Just because your low-LQI Iris plug is appearing in the Neighbor Table, it does not mean that the hub is communicating with it directly (though the mere fact that it is in the Neighbor table means that it is, or has been, at least marginally capable of doing so). The Neighbor Table is not the same thing as the 'routing table' and does not show the route records (complete path of intervening routers) that the hub is actually using to communicate to this device (also note that the Route Table Entry listing is also not the complete routing table, but just the next hop recently used to reach a device). When many-to-one source routing is being used, the route records stored by the hub will contain a reverse source route (sent along with the actual outbound Zigbee message to each successive next hop)-- this does specify the actual path being used. This path will have been determined as the 'least cost'/best path via LQI and link cost exchanges that have occurred during prior route discovery in response a route request network command sent by the hub. The hub will store these route records for each device in the network in the routing table. Again, the route records are not visible through the ChildandRouteInfo page. However, if the device is indeed going through an intervening router, its next hop will at some point show up in a Route Table Entry, shown reachable as a 'via' through the intermediate router. This would be the indication that your problematic router is reachable by a router with a lower-cost/better path to the hub.

For example in my network the Neighbor Table is full, with 16 routers listed. Two of them, Iris Plugs H3 and H8, both appear in the Neighbor Table, with LQI 255 and 254 respectively. However I can see that a Route Table entry for H8 appears as follows:

[Living Room Iris Smart Plug H8, 152F] via [Living Room Xbox Iris Smart Plug H3, DD56]

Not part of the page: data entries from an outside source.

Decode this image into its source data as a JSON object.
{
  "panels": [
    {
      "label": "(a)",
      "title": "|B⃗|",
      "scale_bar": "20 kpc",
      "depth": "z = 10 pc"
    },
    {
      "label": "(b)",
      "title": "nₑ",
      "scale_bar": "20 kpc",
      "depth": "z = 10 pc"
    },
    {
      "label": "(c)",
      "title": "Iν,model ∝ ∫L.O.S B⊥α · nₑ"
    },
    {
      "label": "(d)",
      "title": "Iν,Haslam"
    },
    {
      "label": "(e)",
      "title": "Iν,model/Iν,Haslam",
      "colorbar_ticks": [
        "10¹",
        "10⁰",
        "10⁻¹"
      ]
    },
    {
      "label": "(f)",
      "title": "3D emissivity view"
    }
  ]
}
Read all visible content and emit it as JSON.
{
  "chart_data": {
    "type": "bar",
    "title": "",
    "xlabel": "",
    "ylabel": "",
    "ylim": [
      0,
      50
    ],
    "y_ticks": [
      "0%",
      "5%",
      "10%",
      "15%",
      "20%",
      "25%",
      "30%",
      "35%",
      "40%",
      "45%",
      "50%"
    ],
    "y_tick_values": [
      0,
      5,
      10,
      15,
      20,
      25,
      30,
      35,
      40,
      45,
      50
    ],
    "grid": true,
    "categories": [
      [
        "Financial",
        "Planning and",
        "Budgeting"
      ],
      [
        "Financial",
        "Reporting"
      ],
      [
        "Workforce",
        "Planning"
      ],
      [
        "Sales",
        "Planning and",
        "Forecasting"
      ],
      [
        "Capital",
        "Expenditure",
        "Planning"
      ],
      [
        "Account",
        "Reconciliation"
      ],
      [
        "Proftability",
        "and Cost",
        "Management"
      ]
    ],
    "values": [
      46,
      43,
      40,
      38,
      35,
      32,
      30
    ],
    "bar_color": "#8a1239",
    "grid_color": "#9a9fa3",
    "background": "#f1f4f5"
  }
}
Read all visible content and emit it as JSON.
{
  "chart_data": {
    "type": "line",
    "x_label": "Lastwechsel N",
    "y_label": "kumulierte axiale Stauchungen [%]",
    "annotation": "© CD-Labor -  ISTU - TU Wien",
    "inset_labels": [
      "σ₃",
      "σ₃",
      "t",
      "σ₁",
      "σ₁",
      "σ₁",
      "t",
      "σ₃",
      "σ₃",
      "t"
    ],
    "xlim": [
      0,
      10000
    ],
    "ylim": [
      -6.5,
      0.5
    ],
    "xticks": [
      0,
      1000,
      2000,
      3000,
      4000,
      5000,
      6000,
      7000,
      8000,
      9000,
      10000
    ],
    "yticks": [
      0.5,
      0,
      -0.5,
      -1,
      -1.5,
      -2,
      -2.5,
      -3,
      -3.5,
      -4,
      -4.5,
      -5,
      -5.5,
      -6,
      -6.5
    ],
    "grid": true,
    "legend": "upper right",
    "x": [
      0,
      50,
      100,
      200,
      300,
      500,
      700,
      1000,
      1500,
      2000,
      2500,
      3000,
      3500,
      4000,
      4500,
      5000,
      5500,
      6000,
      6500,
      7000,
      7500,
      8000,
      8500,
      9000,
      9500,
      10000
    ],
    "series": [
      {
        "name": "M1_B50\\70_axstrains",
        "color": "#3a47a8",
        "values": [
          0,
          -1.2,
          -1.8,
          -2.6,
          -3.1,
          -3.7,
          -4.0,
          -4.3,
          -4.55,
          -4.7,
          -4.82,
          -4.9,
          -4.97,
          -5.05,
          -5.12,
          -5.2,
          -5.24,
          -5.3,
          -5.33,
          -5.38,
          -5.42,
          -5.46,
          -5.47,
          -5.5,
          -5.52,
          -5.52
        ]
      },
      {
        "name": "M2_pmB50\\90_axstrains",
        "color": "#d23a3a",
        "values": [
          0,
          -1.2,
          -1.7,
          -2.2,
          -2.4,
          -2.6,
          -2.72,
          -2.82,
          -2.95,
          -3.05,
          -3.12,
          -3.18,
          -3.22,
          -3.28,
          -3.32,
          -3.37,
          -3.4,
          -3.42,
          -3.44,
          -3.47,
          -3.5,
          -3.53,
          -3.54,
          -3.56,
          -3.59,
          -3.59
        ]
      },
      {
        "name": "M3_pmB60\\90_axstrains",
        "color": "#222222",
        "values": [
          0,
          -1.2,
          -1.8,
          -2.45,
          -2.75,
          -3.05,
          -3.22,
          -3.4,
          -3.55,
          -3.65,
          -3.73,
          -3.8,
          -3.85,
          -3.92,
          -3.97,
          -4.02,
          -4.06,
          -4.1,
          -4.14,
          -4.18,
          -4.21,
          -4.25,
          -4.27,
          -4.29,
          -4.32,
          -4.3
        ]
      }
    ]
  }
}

So I know that even though both appear in the Neighbor Table (and each with good LQI), messages from the hub to plug H8 are being routed using H3 as the next hop as part of a two-hop route. Why this less efficient two hop path is being used when the hub is evidently capable of communicating with H8 directly is another subject. I'll chalk it up to the dynamic nature of the network, imperfect optimizations of the link path cost, or whatever. It likely makes no perceptible difference in latency so I am not stressing about it (H3 is an Iris plug literally two feet from the hub; H8 is diagonally across the room about 25 feet further away).